Throughout 2013, everybody talked about article 37, the president insisted, artists started speaking up, journalists and representatives of the civil society also started speaking up. Moogho was forged during this entire process.
There is a very high rate of illiteracy in Burkina, so as an artist I felt the necessity to educate people about this article, and more generally about the entire political system in Burkina Faso, as did many artists in the country. In Moogho I call out the gigantic hole Compaoré has been digging for 27 years, I call out how Compaoré buys voters with t-shirts and 2000CFA bills (about USD3), I call out how the photo-ops may fool foreign media, but shouldn’t fool our own people.
If we accept to sell our country for shirts and small bills, if we accept to keep feeding the corruption system, if we keep bribing police, we’ll keep having corrupt, useless leaders. If we continue to seek quick gains, if the youth continues to drink and live on the fringes, if we accept to see our leaders driving huge cars, we will continue to live the same way, many children will never go to school, many young people will not contribute to building up the nation.
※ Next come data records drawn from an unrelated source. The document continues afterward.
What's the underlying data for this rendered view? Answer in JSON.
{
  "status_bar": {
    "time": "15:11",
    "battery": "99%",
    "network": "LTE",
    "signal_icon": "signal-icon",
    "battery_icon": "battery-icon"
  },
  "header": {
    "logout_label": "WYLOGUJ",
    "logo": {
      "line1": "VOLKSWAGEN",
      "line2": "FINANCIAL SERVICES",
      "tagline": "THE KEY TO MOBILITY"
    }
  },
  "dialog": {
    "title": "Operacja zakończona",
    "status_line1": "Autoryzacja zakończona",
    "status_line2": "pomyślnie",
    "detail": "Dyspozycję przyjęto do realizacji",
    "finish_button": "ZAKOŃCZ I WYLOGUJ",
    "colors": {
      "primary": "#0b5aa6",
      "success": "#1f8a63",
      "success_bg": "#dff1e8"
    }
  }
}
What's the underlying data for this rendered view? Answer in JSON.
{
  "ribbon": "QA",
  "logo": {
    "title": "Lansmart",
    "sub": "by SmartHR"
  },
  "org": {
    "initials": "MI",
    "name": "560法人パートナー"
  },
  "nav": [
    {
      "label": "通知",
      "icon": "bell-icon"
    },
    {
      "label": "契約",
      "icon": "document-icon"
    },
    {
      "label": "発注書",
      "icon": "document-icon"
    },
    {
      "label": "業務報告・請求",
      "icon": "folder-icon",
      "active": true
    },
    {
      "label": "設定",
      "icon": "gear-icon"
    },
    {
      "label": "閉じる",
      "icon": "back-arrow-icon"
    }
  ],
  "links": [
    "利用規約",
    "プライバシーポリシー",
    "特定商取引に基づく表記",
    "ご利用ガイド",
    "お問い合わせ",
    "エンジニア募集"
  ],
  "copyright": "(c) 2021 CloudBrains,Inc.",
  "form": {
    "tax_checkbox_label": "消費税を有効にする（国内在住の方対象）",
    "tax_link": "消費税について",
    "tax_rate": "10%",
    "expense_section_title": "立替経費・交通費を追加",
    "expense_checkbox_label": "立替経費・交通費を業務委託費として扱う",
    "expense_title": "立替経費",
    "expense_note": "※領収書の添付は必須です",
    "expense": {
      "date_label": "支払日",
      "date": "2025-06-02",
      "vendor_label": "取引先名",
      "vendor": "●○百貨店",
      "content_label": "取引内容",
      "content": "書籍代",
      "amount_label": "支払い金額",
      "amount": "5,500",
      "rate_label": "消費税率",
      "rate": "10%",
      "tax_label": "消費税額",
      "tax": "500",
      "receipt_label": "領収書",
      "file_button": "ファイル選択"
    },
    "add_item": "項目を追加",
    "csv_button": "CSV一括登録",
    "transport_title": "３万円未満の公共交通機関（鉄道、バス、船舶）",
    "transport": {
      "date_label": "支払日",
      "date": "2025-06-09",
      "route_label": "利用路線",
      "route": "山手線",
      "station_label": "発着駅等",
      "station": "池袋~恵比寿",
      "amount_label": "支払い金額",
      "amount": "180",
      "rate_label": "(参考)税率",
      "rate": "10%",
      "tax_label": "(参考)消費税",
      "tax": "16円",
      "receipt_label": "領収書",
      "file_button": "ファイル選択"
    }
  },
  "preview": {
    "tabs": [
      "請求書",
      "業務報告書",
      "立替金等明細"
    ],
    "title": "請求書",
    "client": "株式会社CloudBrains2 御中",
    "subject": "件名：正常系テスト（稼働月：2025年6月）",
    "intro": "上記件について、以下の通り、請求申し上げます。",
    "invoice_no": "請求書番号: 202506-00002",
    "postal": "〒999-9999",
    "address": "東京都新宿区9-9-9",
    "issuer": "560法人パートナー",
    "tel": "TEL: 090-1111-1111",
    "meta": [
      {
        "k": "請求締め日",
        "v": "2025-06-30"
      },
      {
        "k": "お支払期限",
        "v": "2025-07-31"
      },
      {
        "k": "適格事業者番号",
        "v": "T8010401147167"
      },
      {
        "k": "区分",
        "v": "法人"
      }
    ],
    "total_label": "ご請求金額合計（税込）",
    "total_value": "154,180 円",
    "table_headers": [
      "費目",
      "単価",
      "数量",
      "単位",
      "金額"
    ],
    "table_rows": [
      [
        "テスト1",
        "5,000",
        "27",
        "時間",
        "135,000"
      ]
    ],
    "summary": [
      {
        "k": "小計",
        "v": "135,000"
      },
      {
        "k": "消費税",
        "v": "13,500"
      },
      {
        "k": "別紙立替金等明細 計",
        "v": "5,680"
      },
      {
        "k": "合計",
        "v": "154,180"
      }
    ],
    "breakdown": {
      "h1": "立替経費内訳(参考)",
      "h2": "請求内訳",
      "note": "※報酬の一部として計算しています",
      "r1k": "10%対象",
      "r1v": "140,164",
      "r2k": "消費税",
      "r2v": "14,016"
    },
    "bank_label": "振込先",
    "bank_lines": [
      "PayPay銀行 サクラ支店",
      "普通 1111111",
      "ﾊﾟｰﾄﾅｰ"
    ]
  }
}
These same ideas fueled the insurrection, and as I saw people standing up, it gave me more inspiration, and more strength to fine tune my songs. I kept writing without knowing when I might record, so I continuously adjusted my songs. “Micro Makré” for instance, was recorded three times, first in France, then in Ghana, then later on in Burkina, each time with different lyrics, adapted to the evolving situation.
After the insurrection, I added these words to “Micro Makré”: “If you say nothing, you agree. If you disagree, you speak up.” This is what happened on October 30 and 31, 2014, and this is what will happen again and again, in countries where leaders continue to hold their people by the balls.
I continued to write Moogho after the events, so the album also educates people about the next steps, in particular who to vote for, we can’t vote for someone because they give us a t-shirt or a bill, we should vote for someone with a plan, a strategy, and the will and energy to change the country.
All of my albums talk about the system and the situation in Burkina Faso. Now that Compaoré is out, we as a people must ask ourselves how to move forward. This is something Moogho addresses, so in that sense, it continues the previous albums, and reflects the evolution of the situation in Burkina Faso.